Levi’s learned this the hard way. When the iconic jean brand went channel-crazy to meet sales goals, marketers were left scrambling to recall products from discount sites that damaged the brand.

The best strategy for brands today is to be judicious about where you go in the first place.

Create a Sub-brand or Exclusive

The best way for a brand to protect its image is to create a sub-brand. Think, Ralph Lauren and RL, or Donna Karan New York and DKNY. Brand is differentiation for the luxury market. Almost every luxury brand has a worry-free sub-brand to protect the couture brand. We see this in consumer electronics as well, where brands like JBL use feature sets to fuel a good, better, best and designer strategy.

Mid-market goods rely less on their brands for differentiation, but can create a pseudo “sub-brand” with unique SKUs by channel. Say, Nike offers an exclusive shoe for Famous Footwear. Nike can rest easy, knowing other retailers can’t undercut the price, and Famous Footwear gains a competitive advantage.

Adopt MAP Monitoring Tools

Retailers have very little incentive to police pricing infractions on brands. Instead, brands should invest in Minimum Advertised Price (MAP) monitoring. MAP abuse impacts brand image, retail value and margins for resellers. While marketplaces and unauthorized sellers are the most common perpetrators, even authorized resellers are subject to frequent MAP abuse.

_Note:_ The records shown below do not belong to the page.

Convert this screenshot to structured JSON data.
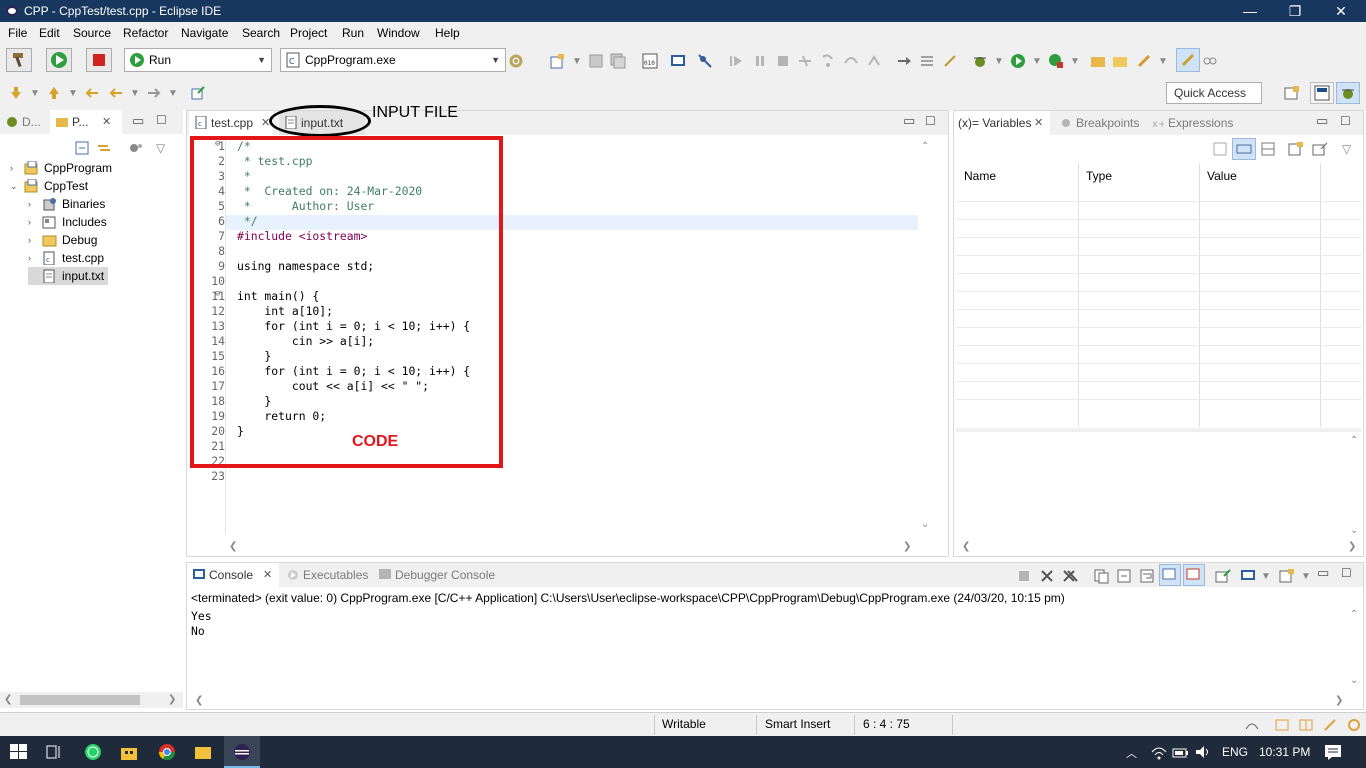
{
  "window": {
    "title": "CPP - CppTest/test.cpp - Eclipse IDE",
    "minimize": "—",
    "restore": "❐",
    "close": "✕"
  },
  "menu": [
    "File",
    "Edit",
    "Source",
    "Refactor",
    "Navigate",
    "Search",
    "Project",
    "Run",
    "Window",
    "Help"
  ],
  "toolbar": {
    "launch_mode": "Run",
    "launch_config": "CppProgram.exe",
    "quick_access_placeholder": "Quick Access"
  },
  "left_panel": {
    "tabs": [
      {
        "label": "D..."
      },
      {
        "label": "P..."
      }
    ],
    "tree": [
      {
        "label": "CppProgram",
        "expander": "›"
      },
      {
        "label": "CppTest",
        "expander": "⌄"
      },
      {
        "label": "Binaries",
        "expander": "›"
      },
      {
        "label": "Includes",
        "expander": "›"
      },
      {
        "label": "Debug",
        "expander": "›"
      },
      {
        "label": "test.cpp",
        "expander": "›"
      },
      {
        "label": "input.txt",
        "expander": ""
      }
    ]
  },
  "editor": {
    "tabs": [
      {
        "label": "test.cpp",
        "close": "✕"
      },
      {
        "label": "input.txt"
      }
    ],
    "lines": [
      "/*",
      " * test.cpp",
      " *",
      " *  Created on: 24-Mar-2020",
      " *      Author: User",
      " */",
      "#include <iostream>",
      "",
      "using namespace std;",
      "",
      "int main() {",
      "    int a[10];",
      "    for (int i = 0; i < 10; i++) {",
      "        cin >> a[i];",
      "    }",
      "    for (int i = 0; i < 10; i++) {",
      "        cout << a[i] << \" \";",
      "    }",
      "    return 0;",
      "}",
      "",
      "",
      ""
    ]
  },
  "variables_panel": {
    "tabs": [
      {
        "label": "(x)= Variables",
        "close": "✕"
      },
      {
        "label": "Breakpoints"
      },
      {
        "label": "Expressions"
      }
    ],
    "columns": [
      "Name",
      "Type",
      "Value"
    ]
  },
  "console": {
    "tabs": [
      {
        "label": "Console",
        "close": "✕"
      },
      {
        "label": "Executables"
      },
      {
        "label": "Debugger Console"
      }
    ],
    "header": "<terminated> (exit value: 0) CppProgram.exe [C/C++ Application] C:\\Users\\User\\eclipse-workspace\\CPP\\CppProgram\\Debug\\CppProgram.exe (24/03/20, 10:15 pm)",
    "output": [
      "Yes",
      "No"
    ]
  },
  "status_bar": {
    "mode": "Writable",
    "insert": "Smart Insert",
    "position": "6 : 4 : 75"
  },
  "annotations": {
    "input_file": "INPUT FILE",
    "code": "CODE",
    "color": "#e3161c"
  },
  "taskbar": {
    "lang": "ENG",
    "time": "10:31 PM"
  }
}
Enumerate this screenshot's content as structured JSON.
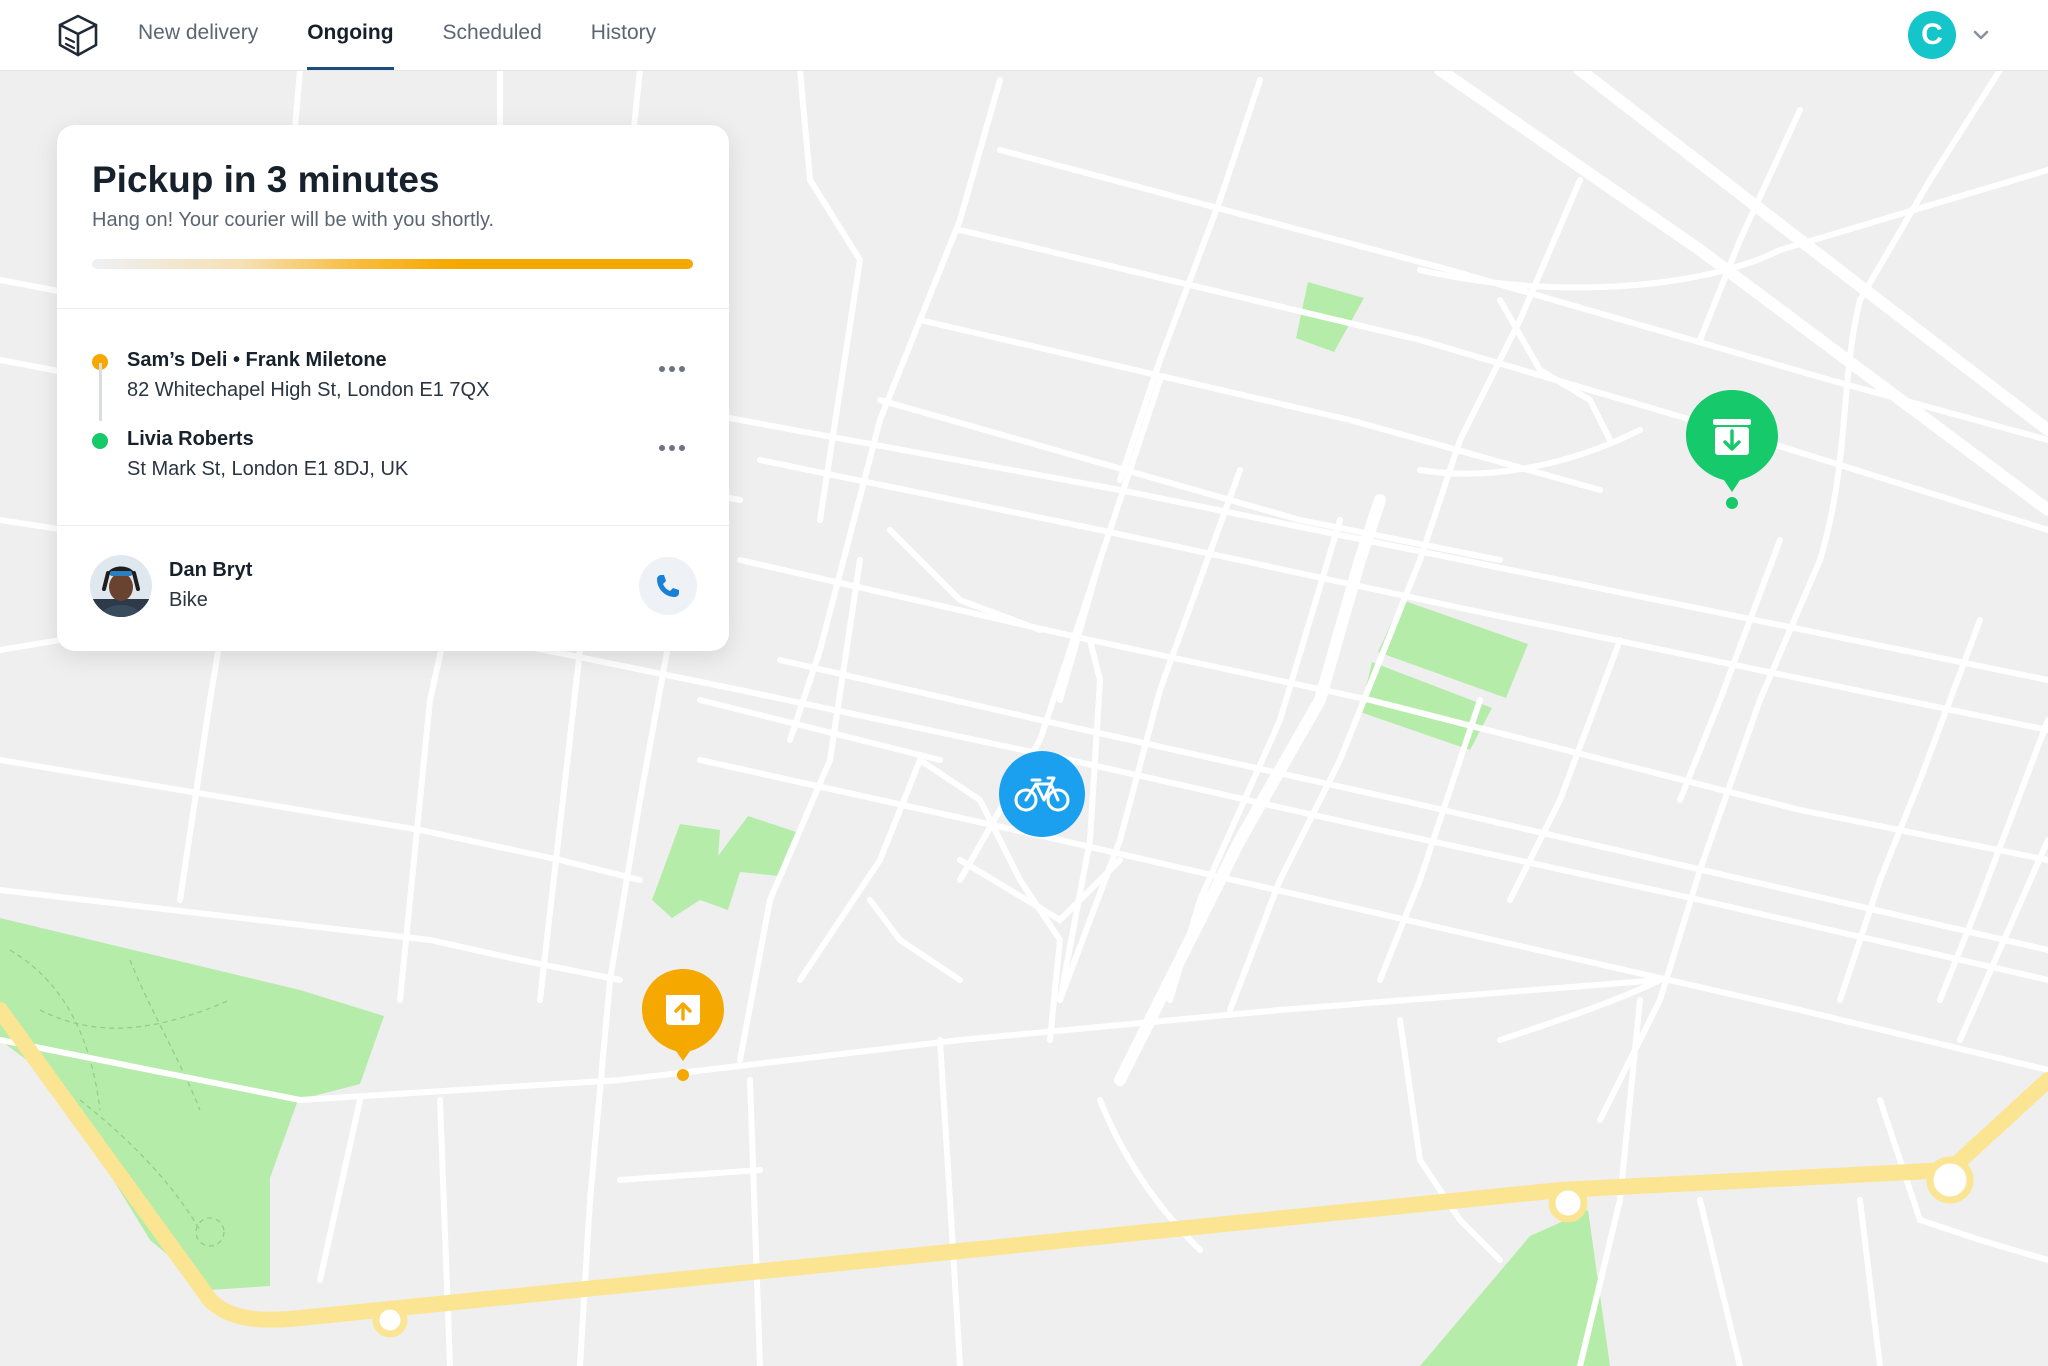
{
  "nav": {
    "items": [
      {
        "label": "New delivery"
      },
      {
        "label": "Ongoing"
      },
      {
        "label": "Scheduled"
      },
      {
        "label": "History"
      }
    ],
    "active_index": 1,
    "user_initial": "C"
  },
  "card": {
    "title": "Pickup in 3 minutes",
    "subtitle": "Hang on! Your courier will be with you shortly.",
    "progress_percent": 100,
    "stops": [
      {
        "name": "Sam’s Deli • Frank Miletone",
        "address": "82 Whitechapel High St, London E1 7QX",
        "color": "#f5a800"
      },
      {
        "name": "Livia Roberts",
        "address": "St Mark St, London E1 8DJ, UK",
        "color": "#16c96a"
      }
    ],
    "courier": {
      "name": "Dan Bryt",
      "mode": "Bike"
    }
  },
  "colors": {
    "pickup": "#f5a800",
    "dropoff": "#16c96a",
    "courier": "#1aa0ee",
    "accent": "#14c5c9",
    "nav_underline": "#1e4d7d",
    "park": "#b6ecaa",
    "road": "#ffffff",
    "rail": "#fbe592"
  },
  "icons": {
    "logo": "box-logo-icon",
    "menu": "chevron-down-icon",
    "more": "more-horizontal-icon",
    "call": "phone-icon",
    "pickup": "package-up-icon",
    "dropoff": "package-down-icon",
    "courier": "bicycle-icon"
  }
}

Brands must automate MAP monitoring in today’s global, mobile and omnichannel world. At a basic level, the solution should be able to list who is selling the brand’s product at what prices, and which prices violate the MAP. More advanced solutions may include unauthorized seller identification and tracking for visibility outside of a brand’s authorized seller network, as well as the ability to analyze violation history in order to identify and act on the most egregious violators over time. These features answer, “where are my goods” and “how do I protect my brand” both online and in store.

Final Thoughts

With pressure from investors, brands venture into channels that don’t align with their message. Under pressure from consumers, brands ship and monitor merchandise for 24 resets per year and counting.  The bar for protecting a brand has gotten higher and harder to achieve, but with the right strategy and data, brands can protect and preserve their image for the long haul.